Vrai combat, mauvaise cible
En 2021, l’ancien conseiller national et actuel conseiller aux Etats Baptiste Hurni (aussi vice-président de l’Organisation suisse des patients) déposait une initiative parlementaire intitulée «Pas de rémunération excessive des dirigeants et dirigeantes de caisses sur le dos des assurés et assurées». Elle demandait que les membres des directions et conseils d’administration des assurances offrant des prestations LAMal soient rémunérés à un montant maximal fixé selon plusieurs critères par le Conseil fédéral.
En 2025, la conseillère nationale Sophie Michaud Gigon (aussi secrétaire générale de la Fédération romande des consommateurs) proposait par motion de plafonner la rémunération des dirigeants des caisses LAMal au niveau du salaire d’un Conseiller fédéral.
Le Conseil fédéral, dans un message du 12 août dernier, a pris officiellement position.
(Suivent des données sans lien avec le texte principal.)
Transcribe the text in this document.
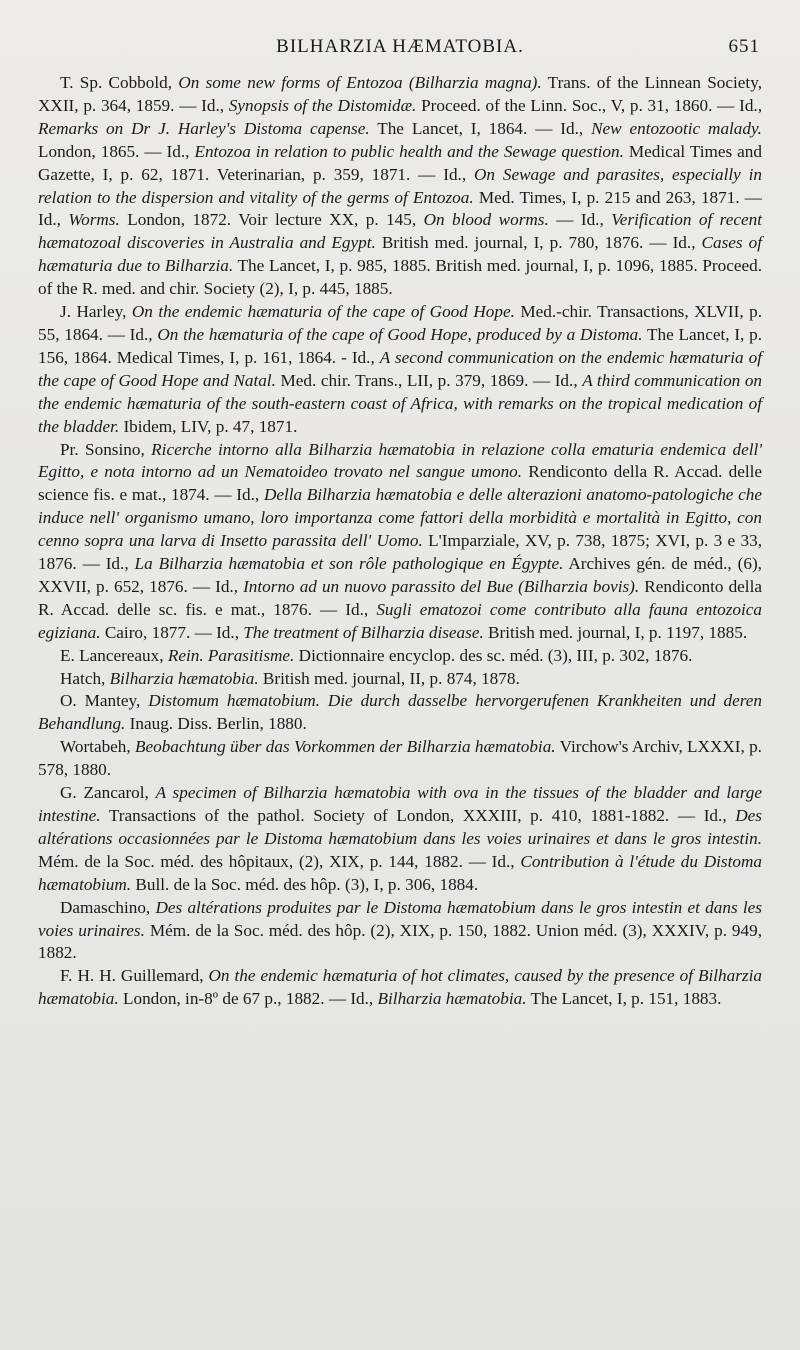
BILHARZIA HÆMATOBIA.	651

T. Sp. Cobbold, On some new forms of Entozoa (Bilharzia magna). Trans. of the Linnean Society, XXII, p. 364, 1859. — Id., Synopsis of the Distomidæ. Proceed. of the Linn. Soc., V, p. 31, 1860. — Id., Remarks on Dr J. Harley's Distoma capense. The Lancet, I, 1864. — Id., New entozootic malady. London, 1865. — Id., Entozoa in relation to public health and the Sewage question. Medical Times and Gazette, I, p. 62, 1871. Veterinarian, p. 359, 1871. — Id., On Sewage and parasites, especially in relation to the dispersion and vitality of the germs of Entozoa. Med. Times, I, p. 215 and 263, 1871. — Id., Worms. London, 1872. Voir lecture XX, p. 145, On blood worms. — Id., Verification of recent hæmatozoal discoveries in Australia and Egypt. British med. journal, I, p. 780, 1876. — Id., Cases of hæmaturia due to Bilharzia. The Lancet, I, p. 985, 1885. British med. journal, I, p. 1096, 1885. Proceed. of the R. med. and chir. Society (2), I, p. 445, 1885.

J. Harley, On the endemic hæmaturia of the cape of Good Hope. Med.-chir. Transactions, XLVII, p. 55, 1864. — Id., On the hæmaturia of the cape of Good Hope, produced by a Distoma. The Lancet, I, p. 156, 1864. Medical Times, I, p. 161, 1864. - Id., A second communication on the endemic hæmaturia of the cape of Good Hope and Natal. Med. chir. Trans., LII, p. 379, 1869. — Id., A third communication on the endemic hæmaturia of the south-eastern coast of Africa, with remarks on the tropical medication of the bladder. Ibidem, LIV, p. 47, 1871.

Pr. Sonsino, Ricerche intorno alla Bilharzia hæmatobia in relazione colla ematuria endemica dell' Egitto, e nota intorno ad un Nematoideo trovato nel sangue umono. Rendiconto della R. Accad. delle science fis. e mat., 1874. — Id., Della Bilharzia hæmatobia e delle alterazioni anatomo-patologiche che induce nell' organismo umano, loro importanza come fattori della morbidità e mortalità in Egitto, con cenno sopra una larva di Insetto parassita dell' Uomo. L'Imparziale, XV, p. 738, 1875; XVI, p. 3 e 33, 1876. — Id., La Bilharzia hæmatobia et son rôle pathologique en Égypte. Archives gén. de méd., (6), XXVII, p. 652, 1876. — Id., Intorno ad un nuovo parassito del Bue (Bilharzia bovis). Rendiconto della R. Accad. delle sc. fis. e mat., 1876. — Id., Sugli ematozoi come contributo alla fauna entozoica egiziana. Cairo, 1877. — Id., The treatment of Bilharzia disease. British med. journal, I, p. 1197, 1885.

E. Lancereaux, Rein. Parasitisme. Dictionnaire encyclop. des sc. méd. (3), III, p. 302, 1876.

Hatch, Bilharzia hæmatobia. British med. journal, II, p. 874, 1878.

O. Mantey, Distomum hæmatobium. Die durch dasselbe hervorgerufenen Krankheiten und deren Behandlung. Inaug. Diss. Berlin, 1880.

Wortabeh, Beobachtung über das Vorkommen der Bilharzia hæmatobia. Virchow's Archiv, LXXXI, p. 578, 1880.

G. Zancarol, A specimen of Bilharzia hæmatobia with ova in the tissues of the bladder and large intestine. Transactions of the pathol. Society of London, XXXIII, p. 410, 1881-1882. — Id., Des altérations occasionnées par le Distoma hæmatobium dans les voies urinaires et dans le gros intestin. Mém. de la Soc. méd. des hôpitaux, (2), XIX, p. 144, 1882. — Id., Contribution à l'étude du Distoma hæmatobium. Bull. de la Soc. méd. des hôp. (3), I, p. 306, 1884.

Damaschino, Des altérations produites par le Distoma hæmatobium dans le gros intestin et dans les voies urinaires. Mém. de la Soc. méd. des hôp. (2), XIX, p. 150, 1882. Union méd. (3), XXXIV, p. 949, 1882.

F. H. H. Guillemard, On the endemic hæmaturia of hot climates, caused by the presence of Bilharzia hæmatobia. London, in-8º de 67 p., 1882. — Id., Bilharzia hæmatobia. The Lancet, I, p. 151, 1883.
Compte tenu de la charge que représentent les primes de l’assurance obligatoire des soins (AOS) pour la population suisse, il considère que le projet permet de répondre au «mécontentement de la population face aux indemnités élevées que touchent les membres des organes dirigeants des assureurs LAMal». Il propose donc d’entrer en matière sur l’initiative de 2021, mais en préférant le plafonnement proposé dans la motion de 2025.
A moins d’un mois de l’annonce des hausses de prime LAMal, les autorités fédérales se trompent certainement de cible pour contrôler les coûts de la santé: de l’avis même du Conseil fédéral, ce sont 24 centimes sur les 393 francs de prime mensuelle moyenne qui servent aux indemnités versées aux dirigeants.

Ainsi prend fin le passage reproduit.